Wild Tales — Nikolai Haitov (1979)
Stories set in rural Bulgaria populated by bandits, shepherds and farmers.
Its mostly a depiction of a wilder side of peasant life, though wider politics occasionally play a role:
“Then my troubles really began. First came the coup in ’23, when they came after us with bared sabres and I was thrashed good and proper. After that the slump, when a lambskin cost more than a lamb. I got rid of my sheep, bought a couple of mules and set up as a carrier.”
That’s in a story where the weak Shepard idealises a romantic bandit, who ends up getting caught because he wants to sing in a pub.
Read some of the stories here.
The definitive Bulgarian book: There is some esoteric fiction out there, but that has never been my fancy. There is also the national classic Under the Yoke, about a failed revolt against Ottoman rule in the 19th century, but I gave that up because the plot was achingly slow, and the characters very one-dimensional. If you like magical realism (I don’t), you could try Georgi Gospodinov (“I remember being born as a rose bush, a partridge, as ginkgo biloba, a snail…”).

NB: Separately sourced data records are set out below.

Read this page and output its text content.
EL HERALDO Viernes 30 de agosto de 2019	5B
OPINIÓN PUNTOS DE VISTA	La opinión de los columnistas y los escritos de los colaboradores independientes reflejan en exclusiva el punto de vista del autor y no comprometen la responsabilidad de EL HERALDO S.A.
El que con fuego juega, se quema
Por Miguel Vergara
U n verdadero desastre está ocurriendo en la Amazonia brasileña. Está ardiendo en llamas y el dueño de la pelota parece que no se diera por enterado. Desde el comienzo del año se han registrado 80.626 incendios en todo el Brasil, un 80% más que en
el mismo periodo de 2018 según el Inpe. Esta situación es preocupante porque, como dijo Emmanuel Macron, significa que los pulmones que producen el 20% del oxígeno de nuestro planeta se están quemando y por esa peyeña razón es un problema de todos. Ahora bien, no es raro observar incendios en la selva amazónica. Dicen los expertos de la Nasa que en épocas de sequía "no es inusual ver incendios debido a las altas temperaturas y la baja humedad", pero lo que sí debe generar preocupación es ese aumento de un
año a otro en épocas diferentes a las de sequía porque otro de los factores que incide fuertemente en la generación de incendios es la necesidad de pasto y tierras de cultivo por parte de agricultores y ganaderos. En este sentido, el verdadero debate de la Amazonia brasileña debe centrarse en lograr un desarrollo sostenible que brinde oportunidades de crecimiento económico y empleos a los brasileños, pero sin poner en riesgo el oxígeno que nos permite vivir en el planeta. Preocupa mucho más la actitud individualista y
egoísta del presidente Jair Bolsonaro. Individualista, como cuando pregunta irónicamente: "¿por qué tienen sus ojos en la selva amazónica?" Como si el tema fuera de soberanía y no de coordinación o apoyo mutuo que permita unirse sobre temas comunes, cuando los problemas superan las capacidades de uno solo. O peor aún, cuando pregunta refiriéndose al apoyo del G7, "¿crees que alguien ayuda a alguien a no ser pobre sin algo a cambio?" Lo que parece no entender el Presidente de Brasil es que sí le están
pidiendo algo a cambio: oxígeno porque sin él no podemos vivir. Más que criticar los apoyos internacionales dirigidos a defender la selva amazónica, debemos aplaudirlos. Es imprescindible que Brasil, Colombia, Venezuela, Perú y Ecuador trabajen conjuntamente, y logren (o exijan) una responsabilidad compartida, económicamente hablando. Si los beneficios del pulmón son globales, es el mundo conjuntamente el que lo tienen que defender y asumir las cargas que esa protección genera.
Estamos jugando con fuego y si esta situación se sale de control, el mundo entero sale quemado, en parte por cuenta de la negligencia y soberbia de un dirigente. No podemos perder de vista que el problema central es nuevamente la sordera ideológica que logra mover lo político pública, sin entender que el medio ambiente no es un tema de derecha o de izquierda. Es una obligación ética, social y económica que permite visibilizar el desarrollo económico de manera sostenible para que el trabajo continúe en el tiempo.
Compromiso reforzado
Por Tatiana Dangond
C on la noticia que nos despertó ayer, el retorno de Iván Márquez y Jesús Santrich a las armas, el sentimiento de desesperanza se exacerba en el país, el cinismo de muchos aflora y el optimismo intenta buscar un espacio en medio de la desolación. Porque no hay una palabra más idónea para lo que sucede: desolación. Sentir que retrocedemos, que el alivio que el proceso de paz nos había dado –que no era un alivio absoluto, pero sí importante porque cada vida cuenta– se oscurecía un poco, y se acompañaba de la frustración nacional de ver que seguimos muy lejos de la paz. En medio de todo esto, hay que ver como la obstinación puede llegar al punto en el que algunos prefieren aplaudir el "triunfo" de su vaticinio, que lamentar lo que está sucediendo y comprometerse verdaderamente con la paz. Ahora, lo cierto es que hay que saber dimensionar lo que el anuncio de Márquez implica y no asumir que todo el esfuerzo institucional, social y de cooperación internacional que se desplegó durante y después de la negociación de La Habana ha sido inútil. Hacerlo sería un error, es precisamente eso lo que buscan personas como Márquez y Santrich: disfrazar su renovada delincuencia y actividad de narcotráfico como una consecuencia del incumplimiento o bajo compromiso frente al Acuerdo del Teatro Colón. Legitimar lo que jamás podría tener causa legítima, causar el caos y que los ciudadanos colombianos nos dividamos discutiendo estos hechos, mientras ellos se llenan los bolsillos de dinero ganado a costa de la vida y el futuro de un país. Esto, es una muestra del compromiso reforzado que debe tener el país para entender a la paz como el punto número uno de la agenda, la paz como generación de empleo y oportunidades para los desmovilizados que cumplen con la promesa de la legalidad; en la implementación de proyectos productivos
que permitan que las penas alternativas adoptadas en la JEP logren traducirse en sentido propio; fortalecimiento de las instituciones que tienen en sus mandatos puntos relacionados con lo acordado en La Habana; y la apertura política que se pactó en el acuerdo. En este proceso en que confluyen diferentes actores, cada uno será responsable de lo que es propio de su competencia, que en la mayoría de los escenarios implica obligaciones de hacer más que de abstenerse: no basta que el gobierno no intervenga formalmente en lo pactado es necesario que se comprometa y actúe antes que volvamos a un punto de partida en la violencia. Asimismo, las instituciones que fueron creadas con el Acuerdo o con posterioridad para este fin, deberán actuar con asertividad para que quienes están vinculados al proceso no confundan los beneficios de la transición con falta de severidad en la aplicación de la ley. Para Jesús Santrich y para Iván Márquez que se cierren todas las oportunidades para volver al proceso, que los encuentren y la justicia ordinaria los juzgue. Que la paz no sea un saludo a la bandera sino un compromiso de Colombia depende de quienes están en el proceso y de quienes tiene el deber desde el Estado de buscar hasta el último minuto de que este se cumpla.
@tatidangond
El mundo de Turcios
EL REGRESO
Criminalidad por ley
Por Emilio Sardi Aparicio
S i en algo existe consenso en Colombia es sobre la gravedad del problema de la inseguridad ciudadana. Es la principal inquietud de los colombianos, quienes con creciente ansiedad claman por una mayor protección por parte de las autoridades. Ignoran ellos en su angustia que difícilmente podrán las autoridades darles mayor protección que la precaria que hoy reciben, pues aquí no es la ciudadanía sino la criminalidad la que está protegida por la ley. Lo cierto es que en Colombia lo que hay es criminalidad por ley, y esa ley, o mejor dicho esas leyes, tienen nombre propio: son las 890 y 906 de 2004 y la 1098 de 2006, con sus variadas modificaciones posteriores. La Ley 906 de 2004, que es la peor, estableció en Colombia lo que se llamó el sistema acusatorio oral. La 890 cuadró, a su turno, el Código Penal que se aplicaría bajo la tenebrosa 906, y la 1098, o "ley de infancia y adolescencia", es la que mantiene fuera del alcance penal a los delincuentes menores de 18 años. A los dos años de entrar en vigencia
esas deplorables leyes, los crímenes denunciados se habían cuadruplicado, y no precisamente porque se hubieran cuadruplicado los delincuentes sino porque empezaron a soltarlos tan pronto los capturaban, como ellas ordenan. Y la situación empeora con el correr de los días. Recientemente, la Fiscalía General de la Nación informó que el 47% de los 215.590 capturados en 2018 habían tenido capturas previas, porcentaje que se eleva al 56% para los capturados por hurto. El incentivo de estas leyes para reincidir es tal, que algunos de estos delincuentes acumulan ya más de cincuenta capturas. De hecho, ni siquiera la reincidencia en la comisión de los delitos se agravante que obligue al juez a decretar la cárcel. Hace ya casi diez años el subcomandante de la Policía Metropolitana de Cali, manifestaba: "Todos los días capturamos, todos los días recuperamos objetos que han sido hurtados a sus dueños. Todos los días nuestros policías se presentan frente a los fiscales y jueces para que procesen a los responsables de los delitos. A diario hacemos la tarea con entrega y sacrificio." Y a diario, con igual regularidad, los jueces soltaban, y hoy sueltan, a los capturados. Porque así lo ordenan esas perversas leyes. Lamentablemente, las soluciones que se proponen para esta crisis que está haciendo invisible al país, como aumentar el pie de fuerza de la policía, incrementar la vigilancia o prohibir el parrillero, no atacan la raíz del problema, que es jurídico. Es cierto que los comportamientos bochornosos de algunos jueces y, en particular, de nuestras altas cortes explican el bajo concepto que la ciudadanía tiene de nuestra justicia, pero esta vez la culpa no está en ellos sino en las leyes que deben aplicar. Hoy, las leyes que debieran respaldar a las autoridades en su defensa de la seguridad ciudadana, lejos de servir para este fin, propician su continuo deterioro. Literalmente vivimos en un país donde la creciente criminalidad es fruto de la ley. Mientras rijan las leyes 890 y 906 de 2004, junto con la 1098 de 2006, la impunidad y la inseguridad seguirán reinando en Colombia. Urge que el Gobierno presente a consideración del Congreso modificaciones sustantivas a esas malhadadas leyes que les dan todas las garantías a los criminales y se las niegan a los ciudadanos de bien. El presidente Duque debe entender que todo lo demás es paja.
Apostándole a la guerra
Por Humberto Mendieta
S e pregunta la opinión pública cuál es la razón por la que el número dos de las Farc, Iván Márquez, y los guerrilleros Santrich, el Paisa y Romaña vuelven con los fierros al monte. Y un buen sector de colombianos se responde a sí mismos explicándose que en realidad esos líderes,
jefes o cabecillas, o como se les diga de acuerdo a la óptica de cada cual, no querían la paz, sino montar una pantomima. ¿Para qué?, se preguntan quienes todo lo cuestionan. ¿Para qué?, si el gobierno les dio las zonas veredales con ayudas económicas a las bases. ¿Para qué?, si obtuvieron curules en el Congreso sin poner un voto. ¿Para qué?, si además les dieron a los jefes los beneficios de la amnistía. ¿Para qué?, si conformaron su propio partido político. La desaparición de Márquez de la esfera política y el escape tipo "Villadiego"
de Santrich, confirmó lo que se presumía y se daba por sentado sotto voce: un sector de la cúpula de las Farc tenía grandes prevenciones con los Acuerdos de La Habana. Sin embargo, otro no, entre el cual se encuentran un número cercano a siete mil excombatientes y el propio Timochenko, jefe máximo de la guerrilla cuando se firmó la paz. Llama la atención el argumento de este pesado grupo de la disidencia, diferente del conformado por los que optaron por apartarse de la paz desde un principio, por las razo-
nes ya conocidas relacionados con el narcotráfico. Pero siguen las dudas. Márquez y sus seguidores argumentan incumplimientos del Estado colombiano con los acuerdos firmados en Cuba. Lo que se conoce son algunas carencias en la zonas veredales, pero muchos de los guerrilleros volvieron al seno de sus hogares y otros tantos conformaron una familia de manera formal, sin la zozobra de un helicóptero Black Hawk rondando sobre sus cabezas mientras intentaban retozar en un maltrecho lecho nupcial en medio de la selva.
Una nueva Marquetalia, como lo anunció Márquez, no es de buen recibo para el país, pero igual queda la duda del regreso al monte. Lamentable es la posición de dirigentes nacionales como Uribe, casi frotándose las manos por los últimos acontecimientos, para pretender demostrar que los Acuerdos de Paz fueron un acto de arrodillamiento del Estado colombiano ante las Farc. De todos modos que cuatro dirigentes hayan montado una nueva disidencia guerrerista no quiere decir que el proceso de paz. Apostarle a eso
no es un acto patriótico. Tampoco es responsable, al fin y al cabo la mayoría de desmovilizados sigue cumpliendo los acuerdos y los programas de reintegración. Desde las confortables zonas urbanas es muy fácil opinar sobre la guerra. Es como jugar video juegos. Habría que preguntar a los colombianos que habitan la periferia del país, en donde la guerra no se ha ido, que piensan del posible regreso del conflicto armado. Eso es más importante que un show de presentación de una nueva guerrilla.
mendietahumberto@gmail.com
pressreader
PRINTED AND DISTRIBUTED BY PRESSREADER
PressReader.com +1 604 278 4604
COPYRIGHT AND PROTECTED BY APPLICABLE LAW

I’d rather read Bogomil Rainov spy novels, but they have not been translated from Russian! However, his short story collection The Road to Nowhere, with the eponymous tale a gripping account of an academic lying in hospital remembering the office politics that destroyed him, seems the best book to get a feel for Communist-era Bulgaria — unless there is a Bulgarian Herta Müller out there?
You’ll like this if you liked: Liam O’Flaherty’s short stories set in rural Ireland (or any rural short stories really).
Rating: Not quite worth a star for me.